Data collection through participant observation and interviews will address three themes: (1) the types of racial and gender discourses counselors use when discussing clients, (2) the kinds of legitimating evidence counsellors provide in these discourses, and (3) the meanings counselors attach to the differences which have been constructed. Data collection strategies include interviews with counselors and managers of problem gambling programs and a multi-site ethnographic study of gambling addiction training workshops, conferences, and call centers. Very few qualitative studies closely examine the role of counselors and managers in shaping definitions of mental illness and even fewer seriously examine their subjectivity. Combining interviews and ethnographic approaches, this study will advance understanding of the complex processes of medicalization.

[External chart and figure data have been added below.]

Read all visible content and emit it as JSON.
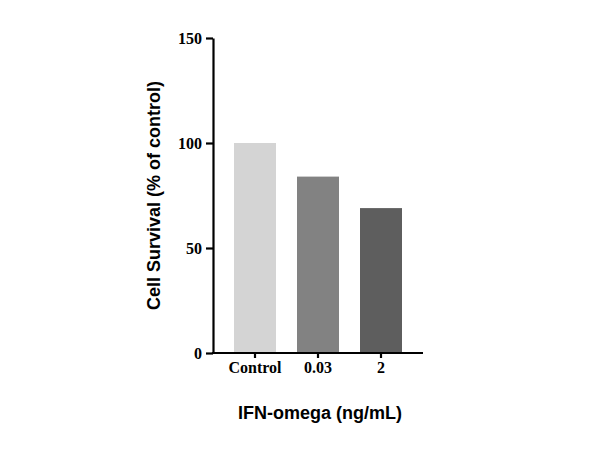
{
  "chart_data": {
    "type": "bar",
    "categories": [
      "Control",
      "0.03",
      "2"
    ],
    "values": [
      100,
      84,
      69
    ],
    "colors": [
      "#d4d4d4",
      "#828282",
      "#5e5e5e"
    ],
    "x_label": "IFN-omega (ng/mL)",
    "y_label": "Cell Survival (% of control)",
    "ylim": [
      0,
      150
    ],
    "yticks": [
      0,
      50,
      100,
      150
    ],
    "grid": false
  }
}
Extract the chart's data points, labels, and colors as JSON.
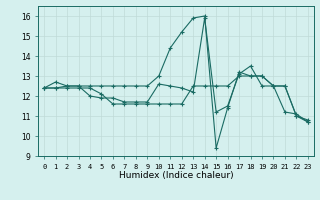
{
  "xlabel": "Humidex (Indice chaleur)",
  "ylabel": "",
  "background_color": "#d5f0ee",
  "grid_color": "#c0dbd8",
  "line_color": "#1a6b63",
  "xlim": [
    -0.5,
    23.5
  ],
  "ylim": [
    9,
    16.5
  ],
  "yticks": [
    9,
    10,
    11,
    12,
    13,
    14,
    15,
    16
  ],
  "xticks": [
    0,
    1,
    2,
    3,
    4,
    5,
    6,
    7,
    8,
    9,
    10,
    11,
    12,
    13,
    14,
    15,
    16,
    17,
    18,
    19,
    20,
    21,
    22,
    23
  ],
  "series": [
    [
      12.4,
      12.7,
      12.5,
      12.5,
      12.0,
      11.9,
      11.9,
      11.7,
      11.7,
      11.7,
      12.6,
      12.5,
      12.4,
      12.2,
      15.9,
      11.2,
      11.5,
      13.1,
      13.5,
      12.5,
      12.5,
      11.2,
      11.1,
      10.7
    ],
    [
      12.4,
      12.4,
      12.4,
      12.4,
      12.4,
      12.1,
      11.6,
      11.6,
      11.6,
      11.6,
      11.6,
      11.6,
      11.6,
      12.5,
      12.5,
      12.5,
      12.5,
      13.0,
      13.0,
      13.0,
      12.5,
      12.5,
      11.0,
      10.8
    ],
    [
      12.4,
      12.4,
      12.5,
      12.5,
      12.5,
      12.5,
      12.5,
      12.5,
      12.5,
      12.5,
      13.0,
      14.4,
      15.2,
      15.9,
      16.0,
      9.4,
      11.4,
      13.2,
      13.0,
      13.0,
      12.5,
      12.5,
      11.0,
      10.7
    ]
  ]
}
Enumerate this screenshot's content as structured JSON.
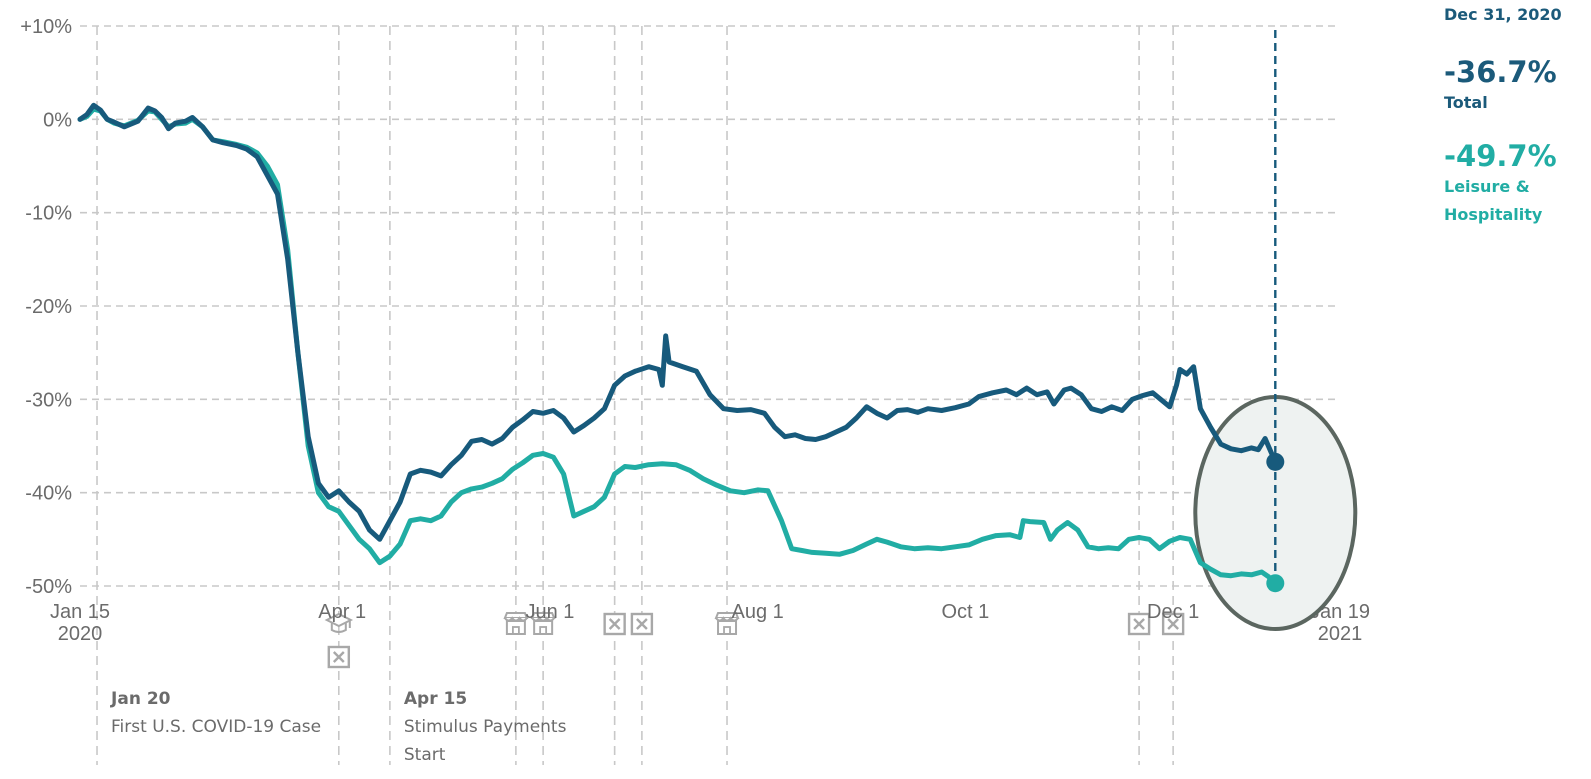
{
  "readout": {
    "date": "Dec 31, 2020",
    "total_value": "-36.7%",
    "total_label": "Total",
    "leisure_value": "-49.7%",
    "leisure_label": "Leisure & Hospitality"
  },
  "colors": {
    "total": "#175a7c",
    "leisure": "#21ada4",
    "grid": "#c8c8c8",
    "axis_text": "#6b6b6b",
    "highlight_fill": "#eef2f1",
    "highlight_stroke": "#5b6660",
    "event_icon": "#a8a8a8"
  },
  "chart_data": {
    "type": "line",
    "x_domain": [
      "2020-01-15",
      "2021-01-19"
    ],
    "ylim": [
      -50,
      10
    ],
    "y_ticks": [
      {
        "value": 10,
        "label": "+10%"
      },
      {
        "value": 0,
        "label": "0%"
      },
      {
        "value": -10,
        "label": "-10%"
      },
      {
        "value": -20,
        "label": "-20%"
      },
      {
        "value": -30,
        "label": "-30%"
      },
      {
        "value": -40,
        "label": "-40%"
      },
      {
        "value": -50,
        "label": "-50%"
      }
    ],
    "x_ticks": [
      {
        "date": "2020-01-15",
        "label": "Jan 15",
        "label2": "2020"
      },
      {
        "date": "2020-04-01",
        "label": "Apr 1",
        "label2": ""
      },
      {
        "date": "2020-06-01",
        "label": "Jun 1",
        "label2": ""
      },
      {
        "date": "2020-08-01",
        "label": "Aug 1",
        "label2": ""
      },
      {
        "date": "2020-10-01",
        "label": "Oct 1",
        "label2": ""
      },
      {
        "date": "2020-12-01",
        "label": "Dec 1",
        "label2": ""
      },
      {
        "date": "2021-01-19",
        "label": "Jan 19",
        "label2": "2021"
      }
    ],
    "event_lines": [
      {
        "date": "2020-01-20",
        "icons": []
      },
      {
        "date": "2020-03-31",
        "icons": [
          "school-icon",
          "closed-icon"
        ]
      },
      {
        "date": "2020-04-15",
        "icons": []
      },
      {
        "date": "2020-05-22",
        "icons": [
          "store-icon"
        ]
      },
      {
        "date": "2020-05-30",
        "icons": [
          "store-icon"
        ]
      },
      {
        "date": "2020-06-20",
        "icons": [
          "closed-icon"
        ]
      },
      {
        "date": "2020-06-28",
        "icons": [
          "closed-icon"
        ]
      },
      {
        "date": "2020-07-23",
        "icons": [
          "store-icon"
        ]
      },
      {
        "date": "2020-11-21",
        "icons": [
          "closed-icon"
        ]
      },
      {
        "date": "2020-12-01",
        "icons": [
          "closed-icon"
        ]
      }
    ],
    "annotations": [
      {
        "date": "2020-01-20",
        "title": "Jan 20",
        "text": [
          "First U.S. COVID-19 Case"
        ]
      },
      {
        "date": "2020-04-15",
        "title": "Apr 15",
        "text": [
          "Stimulus Payments",
          "Start"
        ]
      }
    ],
    "highlight_date": "2020-12-31",
    "series": [
      {
        "name": "Total",
        "points": [
          [
            "2020-01-15",
            0
          ],
          [
            "2020-01-17",
            0.5
          ],
          [
            "2020-01-19",
            1.5
          ],
          [
            "2020-01-21",
            1
          ],
          [
            "2020-01-23",
            0
          ],
          [
            "2020-01-25",
            -0.3
          ],
          [
            "2020-01-28",
            -0.8
          ],
          [
            "2020-02-01",
            -0.2
          ],
          [
            "2020-02-04",
            1.2
          ],
          [
            "2020-02-06",
            0.9
          ],
          [
            "2020-02-08",
            0.2
          ],
          [
            "2020-02-10",
            -1
          ],
          [
            "2020-02-12",
            -0.4
          ],
          [
            "2020-02-15",
            -0.2
          ],
          [
            "2020-02-17",
            0.2
          ],
          [
            "2020-02-20",
            -0.8
          ],
          [
            "2020-02-23",
            -2.2
          ],
          [
            "2020-02-26",
            -2.5
          ],
          [
            "2020-03-01",
            -2.8
          ],
          [
            "2020-03-04",
            -3.2
          ],
          [
            "2020-03-07",
            -4
          ],
          [
            "2020-03-10",
            -6
          ],
          [
            "2020-03-13",
            -8
          ],
          [
            "2020-03-16",
            -15
          ],
          [
            "2020-03-19",
            -25
          ],
          [
            "2020-03-22",
            -34
          ],
          [
            "2020-03-25",
            -39
          ],
          [
            "2020-03-28",
            -40.5
          ],
          [
            "2020-03-31",
            -39.8
          ],
          [
            "2020-04-03",
            -41
          ],
          [
            "2020-04-06",
            -42
          ],
          [
            "2020-04-09",
            -44
          ],
          [
            "2020-04-12",
            -45
          ],
          [
            "2020-04-15",
            -43
          ],
          [
            "2020-04-18",
            -41
          ],
          [
            "2020-04-21",
            -38
          ],
          [
            "2020-04-24",
            -37.6
          ],
          [
            "2020-04-27",
            -37.8
          ],
          [
            "2020-04-30",
            -38.2
          ],
          [
            "2020-05-03",
            -37
          ],
          [
            "2020-05-06",
            -36
          ],
          [
            "2020-05-09",
            -34.5
          ],
          [
            "2020-05-12",
            -34.3
          ],
          [
            "2020-05-15",
            -34.8
          ],
          [
            "2020-05-18",
            -34.2
          ],
          [
            "2020-05-21",
            -33
          ],
          [
            "2020-05-24",
            -32.2
          ],
          [
            "2020-05-27",
            -31.3
          ],
          [
            "2020-05-30",
            -31.5
          ],
          [
            "2020-06-02",
            -31.2
          ],
          [
            "2020-06-05",
            -32
          ],
          [
            "2020-06-08",
            -33.5
          ],
          [
            "2020-06-11",
            -32.8
          ],
          [
            "2020-06-14",
            -32
          ],
          [
            "2020-06-17",
            -31
          ],
          [
            "2020-06-20",
            -28.5
          ],
          [
            "2020-06-23",
            -27.5
          ],
          [
            "2020-06-26",
            -27
          ],
          [
            "2020-06-30",
            -26.5
          ],
          [
            "2020-07-03",
            -26.8
          ],
          [
            "2020-07-04",
            -28.5
          ],
          [
            "2020-07-05",
            -23.2
          ],
          [
            "2020-07-06",
            -26
          ],
          [
            "2020-07-10",
            -26.5
          ],
          [
            "2020-07-14",
            -27
          ],
          [
            "2020-07-18",
            -29.5
          ],
          [
            "2020-07-22",
            -31
          ],
          [
            "2020-07-26",
            -31.2
          ],
          [
            "2020-07-30",
            -31.1
          ],
          [
            "2020-08-03",
            -31.5
          ],
          [
            "2020-08-06",
            -33
          ],
          [
            "2020-08-09",
            -34
          ],
          [
            "2020-08-12",
            -33.8
          ],
          [
            "2020-08-15",
            -34.2
          ],
          [
            "2020-08-18",
            -34.3
          ],
          [
            "2020-08-21",
            -34
          ],
          [
            "2020-08-24",
            -33.5
          ],
          [
            "2020-08-27",
            -33
          ],
          [
            "2020-08-30",
            -32
          ],
          [
            "2020-09-02",
            -30.8
          ],
          [
            "2020-09-05",
            -31.5
          ],
          [
            "2020-09-08",
            -32
          ],
          [
            "2020-09-11",
            -31.2
          ],
          [
            "2020-09-14",
            -31.1
          ],
          [
            "2020-09-17",
            -31.4
          ],
          [
            "2020-09-20",
            -31
          ],
          [
            "2020-09-24",
            -31.2
          ],
          [
            "2020-09-28",
            -30.9
          ],
          [
            "2020-10-02",
            -30.5
          ],
          [
            "2020-10-05",
            -29.7
          ],
          [
            "2020-10-09",
            -29.3
          ],
          [
            "2020-10-13",
            -29
          ],
          [
            "2020-10-16",
            -29.5
          ],
          [
            "2020-10-19",
            -28.8
          ],
          [
            "2020-10-22",
            -29.5
          ],
          [
            "2020-10-25",
            -29.2
          ],
          [
            "2020-10-27",
            -30.5
          ],
          [
            "2020-10-30",
            -29
          ],
          [
            "2020-11-01",
            -28.8
          ],
          [
            "2020-11-04",
            -29.5
          ],
          [
            "2020-11-07",
            -31
          ],
          [
            "2020-11-10",
            -31.3
          ],
          [
            "2020-11-13",
            -30.8
          ],
          [
            "2020-11-16",
            -31.2
          ],
          [
            "2020-11-19",
            -30
          ],
          [
            "2020-11-22",
            -29.6
          ],
          [
            "2020-11-25",
            -29.3
          ],
          [
            "2020-11-28",
            -30.2
          ],
          [
            "2020-11-30",
            -30.8
          ],
          [
            "2020-12-02",
            -28.5
          ],
          [
            "2020-12-03",
            -26.8
          ],
          [
            "2020-12-05",
            -27.3
          ],
          [
            "2020-12-07",
            -26.5
          ],
          [
            "2020-12-09",
            -31
          ],
          [
            "2020-12-12",
            -33
          ],
          [
            "2020-12-15",
            -34.8
          ],
          [
            "2020-12-18",
            -35.3
          ],
          [
            "2020-12-21",
            -35.5
          ],
          [
            "2020-12-24",
            -35.2
          ],
          [
            "2020-12-26",
            -35.4
          ],
          [
            "2020-12-28",
            -34.2
          ],
          [
            "2020-12-31",
            -36.7
          ]
        ]
      },
      {
        "name": "Leisure & Hospitality",
        "points": [
          [
            "2020-01-15",
            0
          ],
          [
            "2020-01-17",
            0.3
          ],
          [
            "2020-01-19",
            1.1
          ],
          [
            "2020-01-21",
            0.9
          ],
          [
            "2020-01-23",
            0
          ],
          [
            "2020-01-25",
            -0.4
          ],
          [
            "2020-01-28",
            -0.7
          ],
          [
            "2020-02-01",
            -0.1
          ],
          [
            "2020-02-04",
            0.9
          ],
          [
            "2020-02-06",
            0.8
          ],
          [
            "2020-02-08",
            0
          ],
          [
            "2020-02-10",
            -0.8
          ],
          [
            "2020-02-12",
            -0.5
          ],
          [
            "2020-02-15",
            -0.4
          ],
          [
            "2020-02-17",
            0
          ],
          [
            "2020-02-20",
            -0.8
          ],
          [
            "2020-02-23",
            -2.2
          ],
          [
            "2020-02-26",
            -2.4
          ],
          [
            "2020-03-01",
            -2.7
          ],
          [
            "2020-03-04",
            -3
          ],
          [
            "2020-03-07",
            -3.6
          ],
          [
            "2020-03-10",
            -5
          ],
          [
            "2020-03-13",
            -7
          ],
          [
            "2020-03-16",
            -14
          ],
          [
            "2020-03-19",
            -25
          ],
          [
            "2020-03-22",
            -35
          ],
          [
            "2020-03-25",
            -40
          ],
          [
            "2020-03-28",
            -41.5
          ],
          [
            "2020-03-31",
            -42
          ],
          [
            "2020-04-03",
            -43.5
          ],
          [
            "2020-04-06",
            -45
          ],
          [
            "2020-04-09",
            -46
          ],
          [
            "2020-04-12",
            -47.5
          ],
          [
            "2020-04-15",
            -46.8
          ],
          [
            "2020-04-18",
            -45.5
          ],
          [
            "2020-04-21",
            -43
          ],
          [
            "2020-04-24",
            -42.8
          ],
          [
            "2020-04-27",
            -43
          ],
          [
            "2020-04-30",
            -42.5
          ],
          [
            "2020-05-03",
            -41
          ],
          [
            "2020-05-06",
            -40
          ],
          [
            "2020-05-09",
            -39.6
          ],
          [
            "2020-05-12",
            -39.4
          ],
          [
            "2020-05-15",
            -39
          ],
          [
            "2020-05-18",
            -38.5
          ],
          [
            "2020-05-21",
            -37.5
          ],
          [
            "2020-05-24",
            -36.8
          ],
          [
            "2020-05-27",
            -36
          ],
          [
            "2020-05-30",
            -35.8
          ],
          [
            "2020-06-02",
            -36.2
          ],
          [
            "2020-06-05",
            -38
          ],
          [
            "2020-06-08",
            -42.5
          ],
          [
            "2020-06-11",
            -42
          ],
          [
            "2020-06-14",
            -41.5
          ],
          [
            "2020-06-17",
            -40.5
          ],
          [
            "2020-06-20",
            -38
          ],
          [
            "2020-06-23",
            -37.2
          ],
          [
            "2020-06-26",
            -37.3
          ],
          [
            "2020-06-30",
            -37
          ],
          [
            "2020-07-04",
            -36.9
          ],
          [
            "2020-07-08",
            -37
          ],
          [
            "2020-07-12",
            -37.6
          ],
          [
            "2020-07-16",
            -38.5
          ],
          [
            "2020-07-20",
            -39.2
          ],
          [
            "2020-07-24",
            -39.8
          ],
          [
            "2020-07-28",
            -40
          ],
          [
            "2020-08-01",
            -39.7
          ],
          [
            "2020-08-04",
            -39.8
          ],
          [
            "2020-08-08",
            -43
          ],
          [
            "2020-08-11",
            -46
          ],
          [
            "2020-08-14",
            -46.2
          ],
          [
            "2020-08-17",
            -46.4
          ],
          [
            "2020-08-21",
            -46.5
          ],
          [
            "2020-08-25",
            -46.6
          ],
          [
            "2020-08-29",
            -46.2
          ],
          [
            "2020-09-02",
            -45.5
          ],
          [
            "2020-09-05",
            -45
          ],
          [
            "2020-09-08",
            -45.3
          ],
          [
            "2020-09-12",
            -45.8
          ],
          [
            "2020-09-16",
            -46
          ],
          [
            "2020-09-20",
            -45.9
          ],
          [
            "2020-09-24",
            -46
          ],
          [
            "2020-09-28",
            -45.8
          ],
          [
            "2020-10-02",
            -45.6
          ],
          [
            "2020-10-06",
            -45
          ],
          [
            "2020-10-10",
            -44.6
          ],
          [
            "2020-10-14",
            -44.5
          ],
          [
            "2020-10-17",
            -44.8
          ],
          [
            "2020-10-18",
            -43
          ],
          [
            "2020-10-20",
            -43.1
          ],
          [
            "2020-10-24",
            -43.2
          ],
          [
            "2020-10-26",
            -45
          ],
          [
            "2020-10-28",
            -44
          ],
          [
            "2020-10-31",
            -43.2
          ],
          [
            "2020-11-03",
            -44
          ],
          [
            "2020-11-06",
            -45.8
          ],
          [
            "2020-11-09",
            -46
          ],
          [
            "2020-11-12",
            -45.9
          ],
          [
            "2020-11-15",
            -46
          ],
          [
            "2020-11-18",
            -45
          ],
          [
            "2020-11-21",
            -44.8
          ],
          [
            "2020-11-24",
            -45
          ],
          [
            "2020-11-27",
            -46
          ],
          [
            "2020-11-30",
            -45.2
          ],
          [
            "2020-12-03",
            -44.8
          ],
          [
            "2020-12-06",
            -45
          ],
          [
            "2020-12-09",
            -47.5
          ],
          [
            "2020-12-12",
            -48.2
          ],
          [
            "2020-12-15",
            -48.8
          ],
          [
            "2020-12-18",
            -48.9
          ],
          [
            "2020-12-21",
            -48.7
          ],
          [
            "2020-12-24",
            -48.8
          ],
          [
            "2020-12-27",
            -48.5
          ],
          [
            "2020-12-29",
            -49
          ],
          [
            "2020-12-31",
            -49.7
          ]
        ]
      }
    ]
  }
}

This project, a study of the significance of race and gender in problem gambling counseling, has yielded important findings. Through qualitative methods this study has revealed how racialized and gendered discourses operate in counselor education to create and maintain stereotypes. The focus of this study was problem gambling, a mental disorder added to the Diagnostic and Statistical Manual of Mental Disorders in 1980. As a newer mental disorder, research on problem gambling is still growing, although racialized and gendered diagnostic patterns have emerged that are consistent with other disorders. Research indicates that African American men are more likely than any other group to be diagnosed as problem gamblers. This is consistent with a large body of research indicating minority groups receive more serious mental health diagnoses at disproportionate rates, but contradicts findings that indicate woman, like minorities, are more likely to receive similarly patterned diagnoses. Audit studies of counselors suggest that this disparity is the result of racial and gender bias in clinical decision-making. Researchers have suggested that a bias does exist, but have struggled to identify how – through what processes – gender and racial biases are constructed and operate. What my study produces is an analysis of how, through counselor education, race and gender stereotypes are used to shape counselors understandings of problem gambling behavior. The intellectual merit of this project is two-fold: it contributes original qualitative data to the growing literature surrounding problem gambling, and provides insight into the mechanisms that produce racial and gender disparities in mental health. Further, this project has made a broader impact by contributing to the sociological literature on race, gender, mental health, and qualitative methodology. Findings from this study have been shared with various research communities both locally and nationally. As such, this study has advanced the theoretical knowledge of the mechanisms through which race and gender stereotypes shape constructions of deviant behavior.